Enfin, un dernier concept important de la théorie générale des systèmes est la rétroaction, aussi appelée feedback. L’information circule entre les différents éléments du système et cela lui permet d’effectuer des changements selon les finalités à atteindre. La rétroaction comprend aussi le principe d’homéostasie, c’est-à-dire la capacité d’un système à retrouver un équilibre fonctionnel. Un système recherche donc autant la transformation que la stabilité. Ces deux fonctions permettent au système de développer une bonne adaptation. Il y a deux mécanismes de rétroaction, soit le feedback négatif et le feedback positif. Le feedback négatif sert à rétablir ou maintenir un état d’équilibre dynamique, ce qui permet de réguler toutes formes de perturbations internes ou externes. Ce type de rétroaction permet d’assurer une stabilité au sein du système. De son côté, le feedback positif permet une déviation de l’état initial. Il s’agit de l’ouverture du système aux nouveautés et aux changements (Whitchurch et Constantine, 1993). Cette rétroaction est utile pour permettre au système d’évoluer et de s’adapter aux nouvelles situations.

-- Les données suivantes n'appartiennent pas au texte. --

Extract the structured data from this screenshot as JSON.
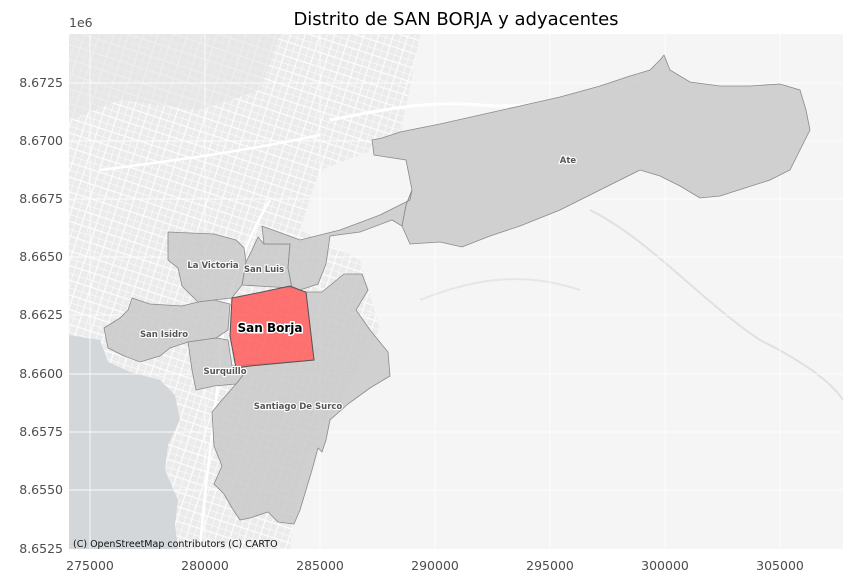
{
  "map": {
    "title": "Distrito de SAN BORJA y adyacentes",
    "offset_label": "1e6",
    "attribution": "(C) OpenStreetMap contributors (C) CARTO",
    "x_ticks": [
      "275000",
      "280000",
      "285000",
      "290000",
      "295000",
      "300000",
      "305000"
    ],
    "y_ticks": [
      "8.6725",
      "8.6700",
      "8.6675",
      "8.6650",
      "8.6625",
      "8.6600",
      "8.6575",
      "8.6550",
      "8.6525"
    ],
    "colors": {
      "highlight": "#ff5a5a",
      "neighbors": "#c9c9c9",
      "ocean": "#d4d8db",
      "basemap": "#f2f2f2"
    },
    "districts": [
      {
        "key": "ate",
        "label": "Ate",
        "highlight": false
      },
      {
        "key": "la-victoria",
        "label": "La Victoria",
        "highlight": false
      },
      {
        "key": "san-luis",
        "label": "San Luis",
        "highlight": false
      },
      {
        "key": "san-isidro",
        "label": "San Isidro",
        "highlight": false
      },
      {
        "key": "san-borja",
        "label": "San Borja",
        "highlight": true
      },
      {
        "key": "surquillo",
        "label": "Surquillo",
        "highlight": false
      },
      {
        "key": "santiago-de-surco",
        "label": "Santiago De Surco",
        "highlight": false
      }
    ]
  }
}
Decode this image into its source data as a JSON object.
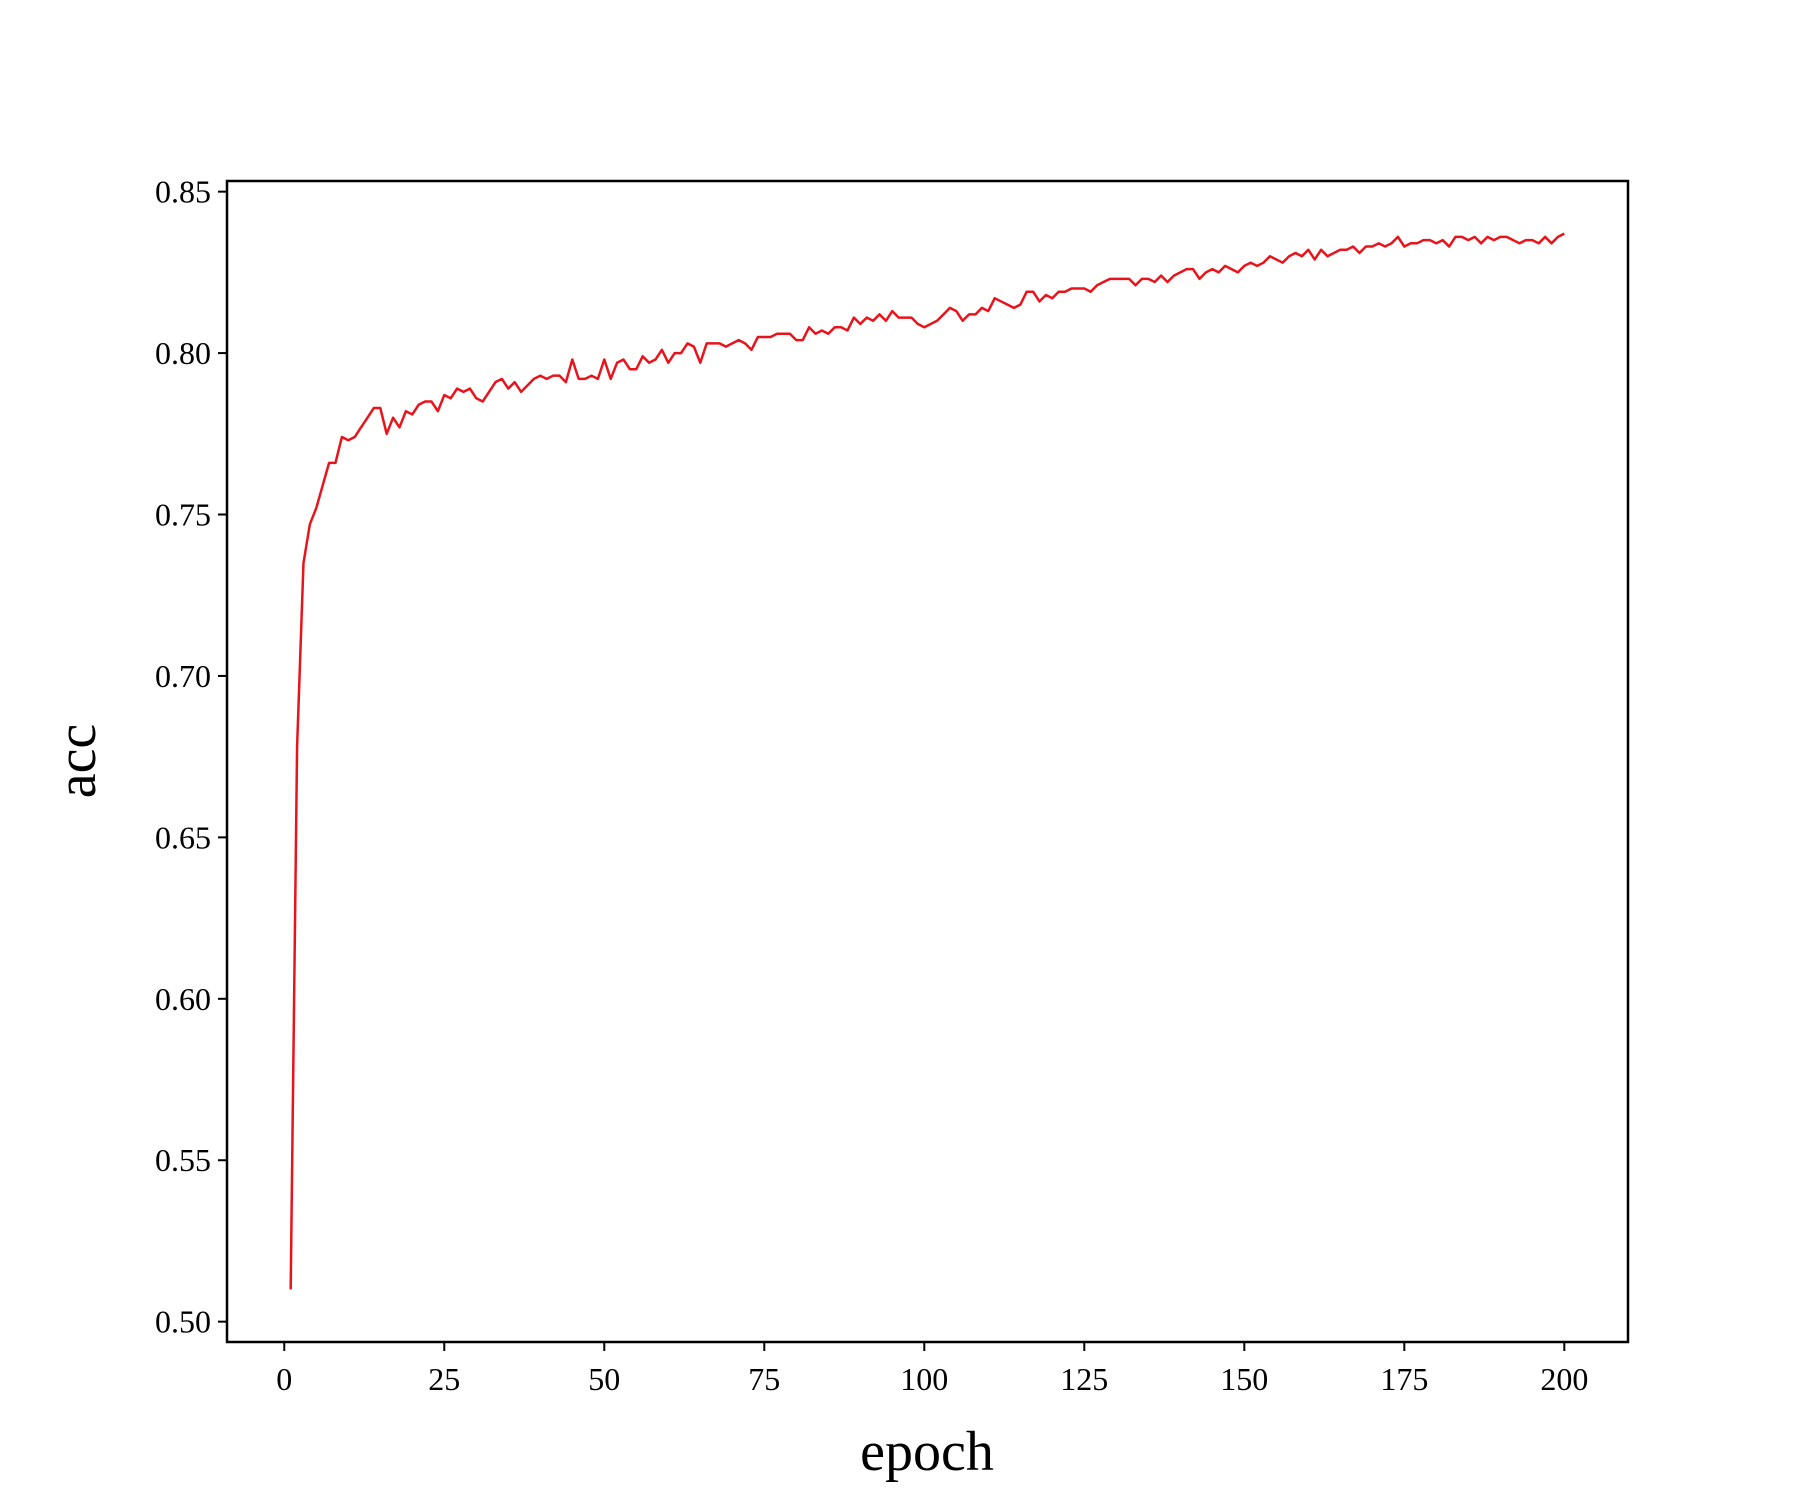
{
  "chart_data": {
    "type": "line",
    "x_label": "epoch",
    "y_label": "acc",
    "color": "#e8141c",
    "xlim": [
      -8.95,
      209.95
    ],
    "ylim": [
      0.4937,
      0.8533
    ],
    "xticks": [
      0,
      25,
      50,
      75,
      100,
      125,
      150,
      175,
      200
    ],
    "yticks": [
      {
        "value": 0.5,
        "label": "0.50"
      },
      0.55,
      {
        "value": 0.6,
        "label": "0.60"
      },
      0.65,
      {
        "value": 0.7,
        "label": "0.70"
      },
      0.75,
      {
        "value": 0.8,
        "label": "0.80"
      },
      0.85
    ],
    "grid": false,
    "x": [
      1,
      2,
      3,
      4,
      5,
      6,
      7,
      8,
      9,
      10,
      11,
      12,
      13,
      14,
      15,
      16,
      17,
      18,
      19,
      20,
      21,
      22,
      23,
      24,
      25,
      26,
      27,
      28,
      29,
      30,
      31,
      32,
      33,
      34,
      35,
      36,
      37,
      38,
      39,
      40,
      41,
      42,
      43,
      44,
      45,
      46,
      47,
      48,
      49,
      50,
      51,
      52,
      53,
      54,
      55,
      56,
      57,
      58,
      59,
      60,
      61,
      62,
      63,
      64,
      65,
      66,
      67,
      68,
      69,
      70,
      71,
      72,
      73,
      74,
      75,
      76,
      77,
      78,
      79,
      80,
      81,
      82,
      83,
      84,
      85,
      86,
      87,
      88,
      89,
      90,
      91,
      92,
      93,
      94,
      95,
      96,
      97,
      98,
      99,
      100,
      101,
      102,
      103,
      104,
      105,
      106,
      107,
      108,
      109,
      110,
      111,
      112,
      113,
      114,
      115,
      116,
      117,
      118,
      119,
      120,
      121,
      122,
      123,
      124,
      125,
      126,
      127,
      128,
      129,
      130,
      131,
      132,
      133,
      134,
      135,
      136,
      137,
      138,
      139,
      140,
      141,
      142,
      143,
      144,
      145,
      146,
      147,
      148,
      149,
      150,
      151,
      152,
      153,
      154,
      155,
      156,
      157,
      158,
      159,
      160,
      161,
      162,
      163,
      164,
      165,
      166,
      167,
      168,
      169,
      170,
      171,
      172,
      173,
      174,
      175,
      176,
      177,
      178,
      179,
      180,
      181,
      182,
      183,
      184,
      185,
      186,
      187,
      188,
      189,
      190,
      191,
      192,
      193,
      194,
      195,
      196,
      197,
      198,
      199,
      200
    ],
    "values": [
      0.51,
      0.678,
      0.735,
      0.747,
      0.752,
      0.759,
      0.766,
      0.766,
      0.774,
      0.773,
      0.774,
      0.777,
      0.78,
      0.783,
      0.783,
      0.775,
      0.78,
      0.777,
      0.782,
      0.781,
      0.784,
      0.785,
      0.785,
      0.782,
      0.787,
      0.786,
      0.789,
      0.788,
      0.789,
      0.786,
      0.785,
      0.788,
      0.791,
      0.792,
      0.789,
      0.791,
      0.788,
      0.79,
      0.792,
      0.793,
      0.792,
      0.793,
      0.793,
      0.791,
      0.798,
      0.792,
      0.792,
      0.793,
      0.792,
      0.798,
      0.792,
      0.797,
      0.798,
      0.795,
      0.795,
      0.799,
      0.797,
      0.798,
      0.801,
      0.797,
      0.8,
      0.8,
      0.803,
      0.802,
      0.797,
      0.803,
      0.803,
      0.803,
      0.802,
      0.803,
      0.804,
      0.803,
      0.801,
      0.805,
      0.805,
      0.805,
      0.806,
      0.806,
      0.806,
      0.804,
      0.804,
      0.808,
      0.806,
      0.807,
      0.806,
      0.808,
      0.808,
      0.807,
      0.811,
      0.809,
      0.811,
      0.81,
      0.812,
      0.81,
      0.813,
      0.811,
      0.811,
      0.811,
      0.809,
      0.808,
      0.809,
      0.81,
      0.812,
      0.814,
      0.813,
      0.81,
      0.812,
      0.812,
      0.814,
      0.813,
      0.817,
      0.816,
      0.815,
      0.814,
      0.815,
      0.819,
      0.819,
      0.816,
      0.818,
      0.817,
      0.819,
      0.819,
      0.82,
      0.82,
      0.82,
      0.819,
      0.821,
      0.822,
      0.823,
      0.823,
      0.823,
      0.823,
      0.821,
      0.823,
      0.823,
      0.822,
      0.824,
      0.822,
      0.824,
      0.825,
      0.826,
      0.826,
      0.823,
      0.825,
      0.826,
      0.825,
      0.827,
      0.826,
      0.825,
      0.827,
      0.828,
      0.827,
      0.828,
      0.83,
      0.829,
      0.828,
      0.83,
      0.831,
      0.83,
      0.832,
      0.829,
      0.832,
      0.83,
      0.831,
      0.832,
      0.832,
      0.833,
      0.831,
      0.833,
      0.833,
      0.834,
      0.833,
      0.834,
      0.836,
      0.833,
      0.834,
      0.834,
      0.835,
      0.835,
      0.834,
      0.835,
      0.833,
      0.836,
      0.836,
      0.835,
      0.836,
      0.834,
      0.836,
      0.835,
      0.836,
      0.836,
      0.835,
      0.834,
      0.835,
      0.835,
      0.834,
      0.836,
      0.834,
      0.836,
      0.837
    ]
  }
}
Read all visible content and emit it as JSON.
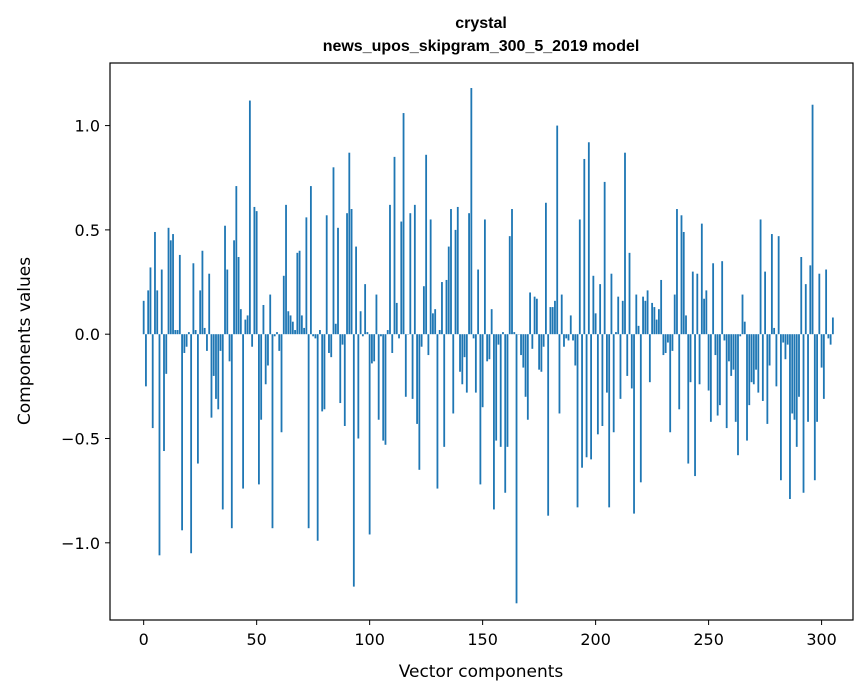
{
  "chart_data": {
    "type": "bar",
    "title": "crystal",
    "subtitle": "news_upos_skipgram_300_5_2019 model",
    "xlabel": "Vector components",
    "ylabel": "Components values",
    "xlim": [
      -14.9,
      313.9
    ],
    "ylim": [
      -1.37,
      1.3
    ],
    "xticks": [
      0,
      50,
      100,
      150,
      200,
      250,
      300
    ],
    "yticks": [
      -1.0,
      -0.5,
      0.0,
      0.5,
      1.0
    ],
    "ytick_labels": [
      "−1.0",
      "−0.5",
      "0.0",
      "0.5",
      "1.0"
    ],
    "xtick_labels": [
      "0",
      "50",
      "100",
      "150",
      "200",
      "250",
      "300"
    ],
    "bar_color": "#1f77b4",
    "values": [
      0.16,
      -0.25,
      0.21,
      0.32,
      -0.45,
      0.49,
      0.21,
      -1.06,
      0.31,
      -0.56,
      -0.19,
      0.51,
      0.45,
      0.48,
      0.02,
      0.02,
      0.38,
      -0.94,
      -0.09,
      -0.06,
      0.01,
      -1.05,
      0.34,
      0.02,
      -0.62,
      0.21,
      0.4,
      0.03,
      -0.08,
      0.29,
      -0.4,
      -0.2,
      -0.31,
      -0.36,
      -0.08,
      -0.84,
      0.52,
      0.31,
      -0.13,
      -0.93,
      0.45,
      0.71,
      0.37,
      0.12,
      -0.74,
      0.07,
      0.09,
      1.12,
      -0.06,
      0.61,
      0.59,
      -0.72,
      -0.41,
      0.14,
      -0.24,
      -0.15,
      0.19,
      -0.93,
      -0.01,
      0.01,
      -0.08,
      -0.47,
      0.28,
      0.62,
      0.11,
      0.09,
      0.06,
      0.02,
      0.39,
      0.4,
      0.09,
      0.03,
      0.56,
      -0.93,
      0.71,
      -0.01,
      -0.02,
      -0.99,
      0.02,
      -0.37,
      -0.36,
      0.57,
      -0.09,
      -0.11,
      0.8,
      0.05,
      0.51,
      -0.33,
      -0.05,
      -0.44,
      0.58,
      0.87,
      0.6,
      -1.21,
      0.42,
      -0.5,
      0.11,
      -0.01,
      0.24,
      0.01,
      -0.96,
      -0.14,
      -0.13,
      0.19,
      -0.41,
      -0.01,
      -0.51,
      -0.53,
      0.02,
      0.62,
      -0.09,
      0.85,
      0.15,
      -0.02,
      0.54,
      1.06,
      -0.3,
      0.0,
      0.58,
      -0.31,
      0.62,
      -0.43,
      -0.65,
      -0.06,
      0.23,
      0.86,
      -0.1,
      0.55,
      0.1,
      0.12,
      -0.74,
      0.02,
      0.25,
      -0.54,
      0.26,
      0.42,
      0.6,
      -0.38,
      0.5,
      0.61,
      -0.18,
      -0.24,
      -0.11,
      -0.28,
      0.58,
      1.18,
      -0.02,
      -0.28,
      0.31,
      -0.72,
      -0.35,
      0.55,
      -0.13,
      -0.12,
      0.12,
      -0.84,
      -0.51,
      -0.05,
      -0.54,
      0.01,
      -0.76,
      -0.54,
      0.47,
      0.6,
      0.01,
      -1.29,
      0.0,
      -0.1,
      -0.16,
      -0.3,
      -0.41,
      0.2,
      -0.07,
      0.18,
      0.17,
      -0.17,
      -0.18,
      -0.06,
      0.63,
      -0.87,
      0.13,
      0.13,
      0.16,
      1.0,
      -0.38,
      0.19,
      -0.06,
      -0.02,
      -0.03,
      0.09,
      -0.03,
      -0.15,
      -0.83,
      0.55,
      -0.64,
      0.84,
      -0.59,
      0.92,
      -0.6,
      0.28,
      0.1,
      -0.48,
      0.24,
      -0.44,
      0.73,
      -0.28,
      -0.83,
      0.29,
      -0.47,
      0.01,
      0.18,
      -0.31,
      0.16,
      0.87,
      -0.2,
      0.39,
      -0.26,
      -0.86,
      0.19,
      0.04,
      -0.71,
      0.18,
      0.16,
      0.21,
      -0.23,
      0.15,
      0.13,
      0.07,
      0.12,
      0.26,
      -0.1,
      -0.09,
      -0.04,
      -0.47,
      -0.08,
      0.19,
      0.6,
      -0.36,
      0.57,
      0.49,
      0.09,
      -0.62,
      -0.23,
      0.3,
      -0.68,
      0.29,
      -0.24,
      0.53,
      0.17,
      0.21,
      -0.27,
      -0.42,
      0.34,
      -0.1,
      -0.39,
      -0.34,
      0.35,
      -0.03,
      -0.45,
      -0.13,
      -0.2,
      -0.17,
      -0.42,
      -0.58,
      -0.01,
      0.19,
      0.06,
      -0.51,
      -0.34,
      -0.23,
      -0.24,
      -0.17,
      -0.28,
      0.55,
      -0.32,
      0.3,
      -0.43,
      -0.15,
      0.48,
      0.03,
      -0.25,
      0.47,
      -0.7,
      -0.04,
      -0.12,
      -0.05,
      -0.79,
      -0.38,
      -0.41,
      -0.54,
      -0.3,
      0.37,
      -0.76,
      0.24,
      -0.42,
      0.33,
      1.1,
      -0.7,
      -0.42,
      0.29,
      -0.16,
      -0.31,
      0.31,
      -0.02,
      -0.05,
      0.08
    ]
  }
}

L’ensemble des fondements de base de la théorie générale des systèmes a permis de mieux comprendre les systèmes sociaux selon une perspective complexe et holiste. En effet, l’évolution de cette théorie globale des systèmes a contribué significativement à la compréhension des interactions humaines (Galvin, Dickson et Marrow, 2006). Cette approche systémique a grandement influencé le développement de la recherche et de l’intervention en sciences humaines. La principale contribution de l’approche systémique a été en thérapie familiale (Whitchurch et Constantine, 1993; Galvin et coll., 2006).